Recently, I happened to see on YouTube some clips from one of the 10 stops of Graham's acoustic tour in America last year: a chair, an acoustic guitar, and his solo repertoire up to the first volume of “The End of the F***ing World”. It wasn't a concert, it was a group of friends listening to and singing songs around the classic bonfire on the beach: only the one playing guitar and singing is one of the UK's greatest musicians of the last 30 years (calling him just a guitarist is now limiting, since he plays all the instruments on his solo albums). Watching him play, chat, sing, and sometimes even go off-key and make mistakes at some points in the songs (and laugh and joke about it with the audience, by the way), in the most natural and human way possible, is extraordinary from many points of view and I am convinced that someone like Barrett (one of his major musical references) would have been proud.
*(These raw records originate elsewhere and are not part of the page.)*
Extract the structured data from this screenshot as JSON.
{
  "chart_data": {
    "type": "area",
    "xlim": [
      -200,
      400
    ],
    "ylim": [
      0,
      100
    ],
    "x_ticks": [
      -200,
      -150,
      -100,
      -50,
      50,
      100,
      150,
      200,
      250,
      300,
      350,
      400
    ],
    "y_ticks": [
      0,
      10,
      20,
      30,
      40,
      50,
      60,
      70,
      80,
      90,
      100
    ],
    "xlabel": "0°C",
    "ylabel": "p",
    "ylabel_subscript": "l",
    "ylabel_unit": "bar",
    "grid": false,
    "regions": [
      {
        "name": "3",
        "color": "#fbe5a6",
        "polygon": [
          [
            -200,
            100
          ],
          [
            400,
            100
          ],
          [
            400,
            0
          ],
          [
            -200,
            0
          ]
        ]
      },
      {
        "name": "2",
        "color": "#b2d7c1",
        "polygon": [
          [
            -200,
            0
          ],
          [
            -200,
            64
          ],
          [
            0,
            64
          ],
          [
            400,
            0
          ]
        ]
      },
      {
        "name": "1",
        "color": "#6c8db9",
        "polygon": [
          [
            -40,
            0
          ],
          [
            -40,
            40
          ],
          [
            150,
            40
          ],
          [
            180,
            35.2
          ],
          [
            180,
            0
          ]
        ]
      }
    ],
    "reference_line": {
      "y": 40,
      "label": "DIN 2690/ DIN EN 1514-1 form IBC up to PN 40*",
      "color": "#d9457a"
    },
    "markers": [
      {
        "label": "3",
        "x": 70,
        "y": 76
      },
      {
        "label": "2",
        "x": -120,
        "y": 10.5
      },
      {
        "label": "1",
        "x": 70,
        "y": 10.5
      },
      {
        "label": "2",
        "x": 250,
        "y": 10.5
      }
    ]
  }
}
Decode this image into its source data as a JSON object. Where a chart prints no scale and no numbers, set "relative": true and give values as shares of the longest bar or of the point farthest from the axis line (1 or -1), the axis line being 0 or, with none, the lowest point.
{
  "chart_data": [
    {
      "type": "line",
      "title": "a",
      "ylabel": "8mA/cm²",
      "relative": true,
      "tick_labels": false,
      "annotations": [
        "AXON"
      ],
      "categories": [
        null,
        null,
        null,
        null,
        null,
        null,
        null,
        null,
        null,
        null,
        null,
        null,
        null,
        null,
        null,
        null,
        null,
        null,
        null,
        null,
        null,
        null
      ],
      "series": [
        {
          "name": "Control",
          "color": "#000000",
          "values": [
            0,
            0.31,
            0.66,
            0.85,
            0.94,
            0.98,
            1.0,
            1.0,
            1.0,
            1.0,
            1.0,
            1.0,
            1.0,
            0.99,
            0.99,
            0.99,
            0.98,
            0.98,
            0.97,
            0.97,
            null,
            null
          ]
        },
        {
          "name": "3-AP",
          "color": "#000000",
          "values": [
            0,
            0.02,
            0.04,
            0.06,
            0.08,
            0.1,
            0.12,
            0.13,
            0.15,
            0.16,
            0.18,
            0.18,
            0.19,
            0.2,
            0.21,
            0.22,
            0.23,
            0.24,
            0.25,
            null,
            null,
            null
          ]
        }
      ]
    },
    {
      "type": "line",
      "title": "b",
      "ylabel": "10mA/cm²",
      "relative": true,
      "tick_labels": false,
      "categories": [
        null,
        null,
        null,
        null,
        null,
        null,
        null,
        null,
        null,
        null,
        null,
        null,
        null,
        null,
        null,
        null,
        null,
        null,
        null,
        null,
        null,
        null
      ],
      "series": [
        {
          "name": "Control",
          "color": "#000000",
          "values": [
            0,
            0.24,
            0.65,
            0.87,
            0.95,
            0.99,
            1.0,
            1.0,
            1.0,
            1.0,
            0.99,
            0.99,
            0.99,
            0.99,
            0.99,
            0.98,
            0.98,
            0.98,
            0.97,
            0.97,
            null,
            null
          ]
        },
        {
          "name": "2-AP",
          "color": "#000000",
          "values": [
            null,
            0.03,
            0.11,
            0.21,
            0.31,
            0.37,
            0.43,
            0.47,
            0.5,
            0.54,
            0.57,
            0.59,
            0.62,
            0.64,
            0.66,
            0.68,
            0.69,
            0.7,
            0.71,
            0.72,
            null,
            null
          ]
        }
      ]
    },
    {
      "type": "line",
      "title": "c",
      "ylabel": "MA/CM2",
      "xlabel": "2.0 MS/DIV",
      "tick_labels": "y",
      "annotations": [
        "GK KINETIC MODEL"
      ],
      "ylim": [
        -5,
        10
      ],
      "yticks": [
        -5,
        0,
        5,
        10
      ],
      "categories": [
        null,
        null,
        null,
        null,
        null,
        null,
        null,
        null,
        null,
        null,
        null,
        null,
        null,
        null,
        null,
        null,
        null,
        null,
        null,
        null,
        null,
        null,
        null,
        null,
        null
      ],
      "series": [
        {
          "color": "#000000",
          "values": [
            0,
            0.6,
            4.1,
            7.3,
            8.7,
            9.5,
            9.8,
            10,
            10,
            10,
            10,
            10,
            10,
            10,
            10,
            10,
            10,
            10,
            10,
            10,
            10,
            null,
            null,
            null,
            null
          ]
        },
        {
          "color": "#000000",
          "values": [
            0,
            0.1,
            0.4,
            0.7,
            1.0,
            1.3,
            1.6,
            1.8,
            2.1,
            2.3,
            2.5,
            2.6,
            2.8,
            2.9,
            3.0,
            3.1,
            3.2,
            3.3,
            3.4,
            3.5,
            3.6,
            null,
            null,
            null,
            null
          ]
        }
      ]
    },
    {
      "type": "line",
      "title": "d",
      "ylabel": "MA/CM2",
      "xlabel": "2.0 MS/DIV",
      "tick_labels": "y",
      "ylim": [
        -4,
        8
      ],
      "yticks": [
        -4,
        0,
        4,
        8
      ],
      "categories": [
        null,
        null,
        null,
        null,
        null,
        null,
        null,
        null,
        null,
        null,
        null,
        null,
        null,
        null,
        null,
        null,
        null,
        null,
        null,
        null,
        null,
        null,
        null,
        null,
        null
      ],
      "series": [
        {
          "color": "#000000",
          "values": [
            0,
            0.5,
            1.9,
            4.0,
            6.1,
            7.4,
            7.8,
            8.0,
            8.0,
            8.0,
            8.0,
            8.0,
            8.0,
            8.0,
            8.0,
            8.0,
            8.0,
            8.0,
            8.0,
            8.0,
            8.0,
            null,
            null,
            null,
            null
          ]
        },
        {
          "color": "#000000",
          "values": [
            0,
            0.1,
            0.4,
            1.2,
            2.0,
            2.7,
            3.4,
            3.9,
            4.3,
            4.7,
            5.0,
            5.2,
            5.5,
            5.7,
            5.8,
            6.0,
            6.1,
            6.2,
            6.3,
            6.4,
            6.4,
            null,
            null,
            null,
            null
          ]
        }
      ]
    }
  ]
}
Watching him made me think of the only time I had the opportunity to see him in person (I was in the front row) during the “Happiness in Magazines” tour in 2004: the impression was of witnessing the systematic destruction of the rock star image: he looked like an office worker who, having just finished a day at work, was suddenly thrust onto the stage; I will never forget his lanky and seemingly disoriented but amused attitude, with a face that kept making funny grimaces and embarrassed smiles at the audience and constantly ruffling his hair. The impression, in short, was of someone who had not the slightest intention of taking himself seriously, not even for a moment.
And it is precisely with that attitude that he continues to churn out, for twenty years now, one album better than the other: “The End of the F***ing World 2” is his tenth solo album and now buying his records for me is like meeting an old travel companion after some time who has new important things to share. This second volume (of the OST of the excellent Netflix TV series) is undoubtedly superior to the first (which was already excellent and varied) because it seems, literally, to explode with ideas: 20 tracks in 50 minutes (with so many ideas he could have easily doubled the length: it is his characteristic synthetic approach and straight to the point that did not allow it) that flow, literally, like water, despite the extreme variety of genres, styles, and atmospheres proposed. We navigate through psychedelia, garage, country rock, alternative, folk rock, rock blues, stoner rock, Morricone influences, jazz temptations, noise flashes, Spanish-like echoes, and early '60s nostalgia: what emerges is an album miraculously cohesive despite its extreme variety and an inspired Coxon (who literally enters the story and the characters, perfectly interpreting atmospheres and emotions), mature, cultured.
In short, this is someone who probably takes guitars and vinyls even under the blankets, otherwise, it wouldn't explain the insane amount of material (always of high level) that since 1991, with and without Blur, he continues to produce incessantly.